ブーメラン(続)

昨日に続き、ブーメラン話。開業して実際に活動して思うのは、いまさらながら「中小企業診断士」という人がいったい何をしてくれる人なのか、肝心の中小企業・小規模事業経営者の間であまり認知されていないということ。その点、税理士ははっきりしている。売上データや経費の領収書、銀行通帳持ち込んで試算表、決算、税務申告をやってくれる人。独占業務であるし、税金は納めねばならないものだから、会社経営には税理士は必須だ。月額報酬というビジネスモデルも税理士だから成り立っているし受け入れられている。しかし診断士は違う。そもそも名前が悪い。診断はあくまで手段である。目的は経営改善という成果だ。人に例えるなら健康が目的、そのための体質改善を助言指導するイメージ。しかしこれはなかなかおカネを取りにくい。
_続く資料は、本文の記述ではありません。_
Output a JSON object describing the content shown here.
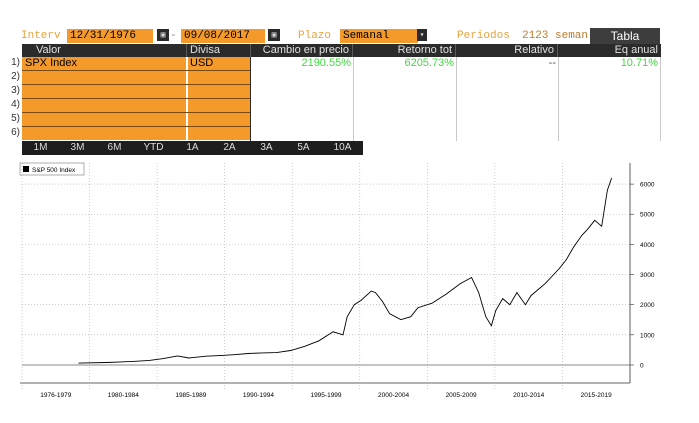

そもそもその助言が有効かどうかわからないし、その人がその通り実践できるかどうかも怪しい。もっというと、人は「自分は健康でない」という前提をすんなり受け入れたくないのと同様、中小・小規模経営者なら誰しも自社が「改善が必要な経営体質」だということをそもそも認めたくない。こっそりダイエットに効く食品を買うかもしれないが、助言指導を身銭切ってお願いするなんて普通はない。だから、というべきか、いつしか状況が悪化し資金がきつくなって銀行あたりに駆け込んで、そこでようやく診断士にお鉢が回るというパターンが多いのだろうと思う。遅い。受け身の悪循環だ。やりたいのは/やるべきなのは、日ごろからの未病/予防の類。そこをどう切り開いていけるのか。2年前に診断士の資格をとるため、認定養成課程を始めたときはここまでわかっていなかった。そもそも資格をとることが目的でありゴールだったので、そんなことは考える必要もなかった。しかしいったんなってしまうと「診断士」という名前だけでは必ずしも商売につながらないということもよくわかった。この仕事をビジネスとして捉えるなら、当たり前だが、ターゲットはどんな人で、その人の課題・問題の解決につながるサービスをどのように定義して、人にはマネできない独自性や差別化をどのように備えて、いかに持続的に関係を維持するか。まぁ、いいい意味で、これからは資格に安住せず依存せず、振出しに戻って考えようと思うきょうこの頃であります。